The Victory
A Strange Crime and Its Solution
The town of Doncaster, in England, is famous as being the scene from year to year of the celebrated St. Leger race. Ordinarily it is a staid, dull enough place, with its chief business on market days, when the neighboring farmers and families throng the town. During the race week, however, it presents a lively aspect being literally crowded with visitors from all parts of the world. The hotels and inns are filled, private boarding-houses find all the guests they can accommodate, and many families vacate their residences entirely, renting them for ten days or so to wealthy visitors who pay a large sum for their exclusive use. Among the visitors to the town during the races are multitudes of the criminal class, who flock thither from London, Birmingham, Manchester, Liverpool, Leeds, Glasgow, Dublin and all the large centers, for the purpose of pursuing their nefarious calling.

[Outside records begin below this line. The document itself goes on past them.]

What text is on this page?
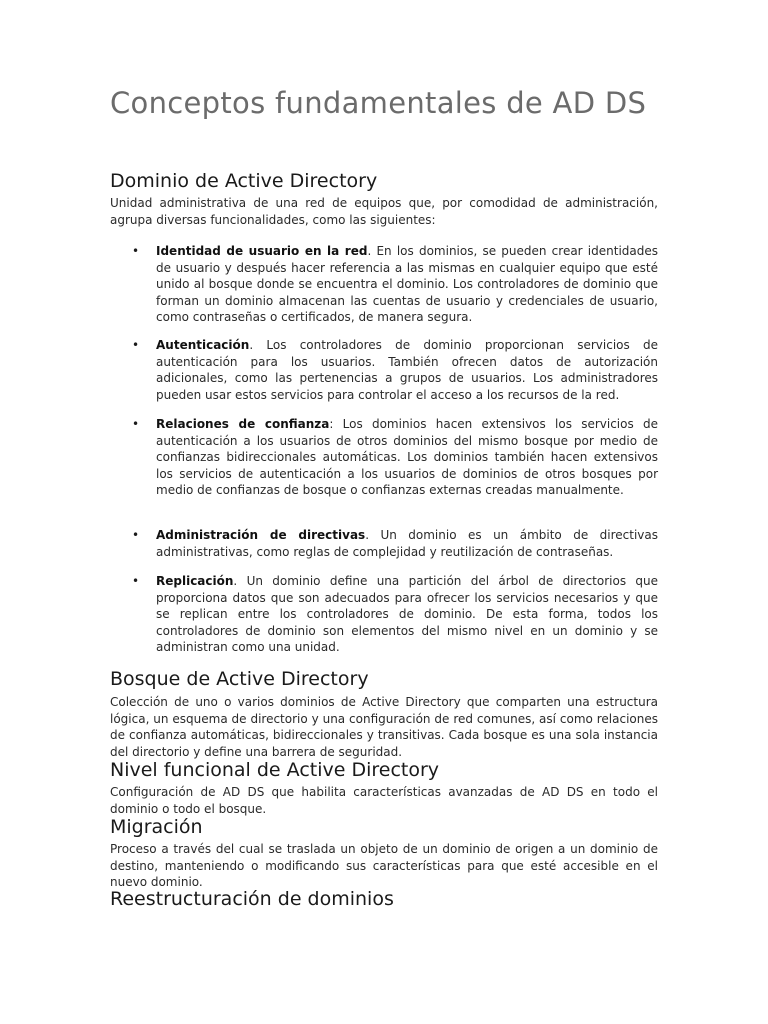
Conceptos fundamentales de AD DS
Dominio de Active Directory

Unidad administrativa de una red de equipos que, por comodidad de administración, agrupa diversas funcionalidades, como las siguientes:

• Identidad de usuario en la red. En los dominios, se pueden crear identidades de usuario y después hacer referencia a las mismas en cualquier equipo que esté unido al bosque donde se encuentra el dominio. Los controladores de dominio que forman un dominio almacenan las cuentas de usuario y credenciales de usuario, como contraseñas o certificados, de manera segura.

• Autenticación. Los controladores de dominio proporcionan servicios de autenticación para los usuarios. También ofrecen datos de autorización adicionales, como las pertenencias a grupos de usuarios. Los administradores pueden usar estos servicios para controlar el acceso a los recursos de la red.

• Relaciones de confianza: Los dominios hacen extensivos los servicios de autenticación a los usuarios de otros dominios del mismo bosque por medio de confianzas bidireccionales automáticas. Los dominios también hacen extensivos los servicios de autenticación a los usuarios de dominios de otros bosques por medio de confianzas de bosque o confianzas externas creadas manualmente.

• Administración de directivas. Un dominio es un ámbito de directivas administrativas, como reglas de complejidad y reutilización de contraseñas.

• Replicación. Un dominio define una partición del árbol de directorios que proporciona datos que son adecuados para ofrecer los servicios necesarios y que se replican entre los controladores de dominio. De esta forma, todos los controladores de dominio son elementos del mismo nivel en un dominio y se administran como una unidad.

Bosque de Active Directory

Colección de uno o varios dominios de Active Directory que comparten una estructura lógica, un esquema de directorio y una configuración de red comunes, así como relaciones de confianza automáticas, bidireccionales y transitivas. Cada bosque es una sola instancia del directorio y define una barrera de seguridad.

Nivel funcional de Active Directory

Configuración de AD DS que habilita características avanzadas de AD DS en todo el dominio o todo el bosque.

Migración

Proceso a través del cual se traslada un objeto de un dominio de origen a un dominio de destino, manteniendo o modificando sus características para que esté accesible en el nuevo dominio.

Reestructuración de dominios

From all the places named likewise come a body of police detectives on purpose to take care of thieves and rogues with whom for the most part they are well acquainted.

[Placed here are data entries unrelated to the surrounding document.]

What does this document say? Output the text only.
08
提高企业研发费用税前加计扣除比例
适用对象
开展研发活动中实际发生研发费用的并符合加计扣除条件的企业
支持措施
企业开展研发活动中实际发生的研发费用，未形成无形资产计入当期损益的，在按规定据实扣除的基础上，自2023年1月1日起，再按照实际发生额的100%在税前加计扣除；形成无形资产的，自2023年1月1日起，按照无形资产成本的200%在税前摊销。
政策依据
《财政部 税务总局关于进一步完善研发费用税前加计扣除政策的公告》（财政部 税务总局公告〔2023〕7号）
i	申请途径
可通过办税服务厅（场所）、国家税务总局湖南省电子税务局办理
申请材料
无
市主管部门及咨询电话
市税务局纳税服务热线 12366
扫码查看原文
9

In the first place, the railroad depots are watched, and all recognized criminals are captured there and returned by the next train to the place whence they came; but, in spite of this admirable scheme, thousands of them are smuggled into the town, some of them taking up their abode there long before the races open, and others landing at roadside stations a few miles distant, and proceeding to their destination by secret paths or by night. Many of them also adopt clever disguises, and thus evade the vigilance of the officer of the law.